Yang ditanya hanya diam, entah harus bilang sudah atau belum. Bilang sudah tapi tidak saling menyapa. Bilang belum tapi sudah pernah bertemu. Ah cukup rumit ya... biarlah waktu yang menjawabnya.

Mereka tenggelam dengan perbincangan yang ada hingga malam menyelimuti bumi memaksa ayah dan gadis itu untuk pulang.

"Apa itu kok gemerlap."gumamnya sembari matanya tertuju pada benda kecil di kursi yang diduduki gadis itu.

"Brosnya ketinggalan..."ia memungutnya setelah pamannya bangkit dari ruang tamu.

"Sudah ke kesekian kalinya ia ceroboh..."

))))

Untuk sekali hari ini, ia masih ingin di rumah. Ia meminta Ayahnya untuk minta ijin pak kyai Imron dan untungnya diijinkan. Kalau bukan mereka temenan mungkin malam itu ia sudah ada di pondok.

"Hei ngelamunin apaan Ra?."Rini menyentuh pundak Zahra.

"Lagi hirup oksigen nih. Buat apa ngelamun kayak nggak ada kerjaan aja."timpal Zahra.

"Lha yang nggak ada kerjaan kan situ. Mata kamu saja sudah bisa ditebak."balas Rini.

"Indri mana Rin, kok nggak kelihatan."Zahra mengalihkan pembicaraan.

"Dia kan akhir-akhir ini emang sibuk Ra. Udah tahu kan sibuknya anak osis."

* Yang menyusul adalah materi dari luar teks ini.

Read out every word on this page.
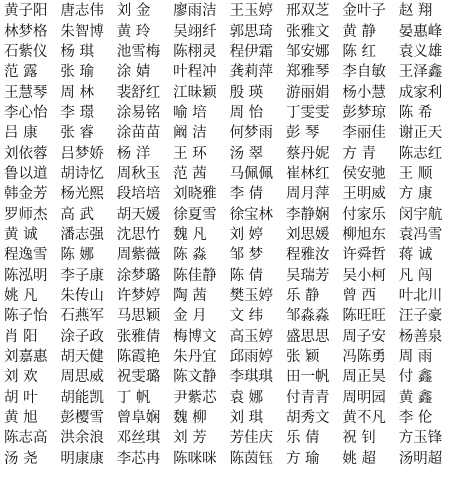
黄子阳 唐志伟 刘 金	廖雨洁 王玉婷 邢双芝 金叶子 赵 翔
林梦格 朱智博 黄 玲	吴翊纤 郭思琦 张雅文 黄 静	晏惠峰
石紫仪 杨 琪	池雪梅 陈栩灵 程伊霜 邹安娜 陈 红	袁义雄
范 露	张 瑜	涂 婧	叶程冲 龚莉萍 郑雅琴 李自敏 王泽鑫
王慧琴 周 林	裴舒红 江昧颖 殷 瑛	游丽娟 杨小慧 成家利
李心怡 李 璟	涂易铭 喻 培	周 怡	丁雯雯 彭梦琼 陈 希
吕 康	张 睿	涂苗苗 阚 洁	何梦雨 彭 琴	李丽佳 谢正天
刘依蓉 吕梦娇 杨 洋	王 环	汤 翠	蔡丹妮 方 青	陈志红
鲁以道 胡诗忆 周秋玉 范 茜	马佩佩 崔林红 侯安驰 王 顺
韩金芳 杨光熙 段培培 刘晓雅 李 倩	周月萍 王明威 方 康
罗师杰 高 武	胡天媛 徐夏雪 徐宝林 李静娴 付家乐 闵宇航
黄 诚	潘志强 沈思竹 魏 凡	刘 婷	刘思媛 柳旭东 袁冯雪
程逸雪 陈 娜	周紫薇 陈 淼	邹 梦	程雅汝 许舜哲 蒋 诚
陈泓明 李子康 涂梦璐 陈佳静 陈 倩	吴瑞芳 吴小柯 凡 闯
姚 凡	朱传山 许梦婷 陶 茜	樊玉婷 乐 静	曾 西	叶北川
陈子怡 石燕军 马思颖 金 月	文 纬	邹淼淼 陈旺旺 汪子豪
肖 阳	涂子政 张雅倩 梅博文 高玉婷 盛思思 周子安 杨善泉
刘嘉惠 胡天健 陈霞艳 朱丹宜 邱雨婷 张 颖	冯陈勇 周 雨
刘 欢	周思威 祝雯璐 陈文静 李琪琪 田一帆 周正昊 付 鑫
胡 叶	胡能凯 丁 帆	尹紫芯 袁 娜	付青青 周明园 黄 鑫
黄 旭	彭樱雪 曾阜娴 魏 柳	刘 琪	胡秀文 黄不凡 李 伦
陈志高 洪余浪 邓丝琪 刘 芳	芳佳庆 乐 倩	祝 钊	方玉锋
汤 尧	明康康 李芯冉 陈咪咪 陈茵钰 方 瑜	姚 超	汤明超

Zahra mengangguk tanda setuju. Kapan lagi mereka bisa kumpul bertiga lagi ketika istirahat.

"Rin perpus yuk..."

"Nggak ah lagi malas baca Ra."ia memainkan ponselnya.

"Ya udah, aku mau ke sana."ia beranjak pergi.

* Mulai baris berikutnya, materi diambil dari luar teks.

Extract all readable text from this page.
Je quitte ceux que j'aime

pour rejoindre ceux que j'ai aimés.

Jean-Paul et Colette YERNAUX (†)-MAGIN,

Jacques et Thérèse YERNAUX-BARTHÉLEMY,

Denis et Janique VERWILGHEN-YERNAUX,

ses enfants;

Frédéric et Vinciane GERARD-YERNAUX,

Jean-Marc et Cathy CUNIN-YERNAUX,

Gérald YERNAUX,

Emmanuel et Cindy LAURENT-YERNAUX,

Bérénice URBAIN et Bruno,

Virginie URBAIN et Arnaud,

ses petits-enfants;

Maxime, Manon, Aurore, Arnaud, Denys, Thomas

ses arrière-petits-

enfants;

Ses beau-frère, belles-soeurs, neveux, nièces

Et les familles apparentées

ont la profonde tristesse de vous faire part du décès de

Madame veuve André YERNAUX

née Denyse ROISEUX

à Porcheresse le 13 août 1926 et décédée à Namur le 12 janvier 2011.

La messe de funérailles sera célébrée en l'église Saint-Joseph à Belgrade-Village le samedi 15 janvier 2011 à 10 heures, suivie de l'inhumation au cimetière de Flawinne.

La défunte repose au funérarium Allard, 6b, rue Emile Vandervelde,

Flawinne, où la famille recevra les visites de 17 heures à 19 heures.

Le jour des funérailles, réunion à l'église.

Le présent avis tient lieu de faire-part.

"Eh tungguin...masa kamu tega ninggalin aku sendirian atuh." ujarnya nggak terima.

"Ya kamu yang salah, udah aku ajak kamunya nggak mau."balas nya sembari berjalan.

"Iya deh maap."

"Lihat tuh Rin."jari telunjuknya mengarah ke sebuah tulisan terpampang di pintu masuk.

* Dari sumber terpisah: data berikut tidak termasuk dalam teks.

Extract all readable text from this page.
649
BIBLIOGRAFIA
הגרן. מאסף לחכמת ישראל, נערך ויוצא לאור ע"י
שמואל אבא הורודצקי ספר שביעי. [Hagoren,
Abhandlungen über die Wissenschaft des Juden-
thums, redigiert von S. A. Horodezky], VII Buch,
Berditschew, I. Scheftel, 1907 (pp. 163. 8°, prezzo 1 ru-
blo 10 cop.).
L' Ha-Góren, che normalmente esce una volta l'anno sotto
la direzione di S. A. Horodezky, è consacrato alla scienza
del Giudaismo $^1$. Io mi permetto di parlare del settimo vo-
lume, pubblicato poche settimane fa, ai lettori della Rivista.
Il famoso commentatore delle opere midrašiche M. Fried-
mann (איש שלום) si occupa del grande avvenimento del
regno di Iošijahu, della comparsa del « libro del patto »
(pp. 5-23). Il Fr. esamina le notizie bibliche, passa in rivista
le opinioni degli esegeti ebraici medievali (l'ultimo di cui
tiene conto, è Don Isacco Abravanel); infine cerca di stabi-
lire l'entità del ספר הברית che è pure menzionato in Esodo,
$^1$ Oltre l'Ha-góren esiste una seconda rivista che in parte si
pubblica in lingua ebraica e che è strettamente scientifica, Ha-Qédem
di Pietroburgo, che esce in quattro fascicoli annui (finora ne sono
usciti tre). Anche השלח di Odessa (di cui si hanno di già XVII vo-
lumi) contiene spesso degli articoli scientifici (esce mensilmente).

"Iya deh aku nggak bakal berisik."

"Ok, yuk masuk."

Zahra memilih buku-buku di rak buku spiritual. Ia memilah-milah buku yang akan ia baca.

Ini nih buku yang ia cari. Tapi kenapa bukunya sulit diambil. Ia berusaha menariknya...

Dia...dunia ini memang sempit, kenapa ia bertemu dengannya lagi. Apa nggak ada makhluk lain. Ia hanya buang-buang waktu saja untuk rebutan buku. Kali ini Zahra yang akan membuatnya kesel.

"Heh...maaf nih bukannya nggak mau ngalah sama perempuan. Yang duluan megang, bukunya harus berada di tangannya."kata seorang laki-laki dari rak buku yang berlawanan.

"Nggak mau, saya duluan yang melihatnya. Laki-laki harus ngalah sama perempuan."ia tak mau kalah.

"Nggak bisa, yang benar harus ditegakkan."laki-laki itu masih bersikeras.

"Aduh kalian jangan berisik...nanti diomelin sama bu perpusnya. Jangan membuat keributan selama di perpustakaan. Eh kalian malah asik berduaan."

Yang ditegur refleks menoleh bareng ke sumber suara.

"Mending bukunya saya pinjem."

"Nggak bisa gitu Rin." Zahra menghalangi Rini yang akan mengambilnya.

"Seharusnya kalian yang nggak usah ribut."buku itu pun sudah di tangan laki-laki itu.

"Rini..."

"He he......"

"Nggak pertama ketemu sampai sekarang masih saja ceroboh. Dari yang ia belilah, lupa bawa uanglah, broslah. Dasar ms.ceroboh."gumamnya pergi meninggalkan mereka berdua.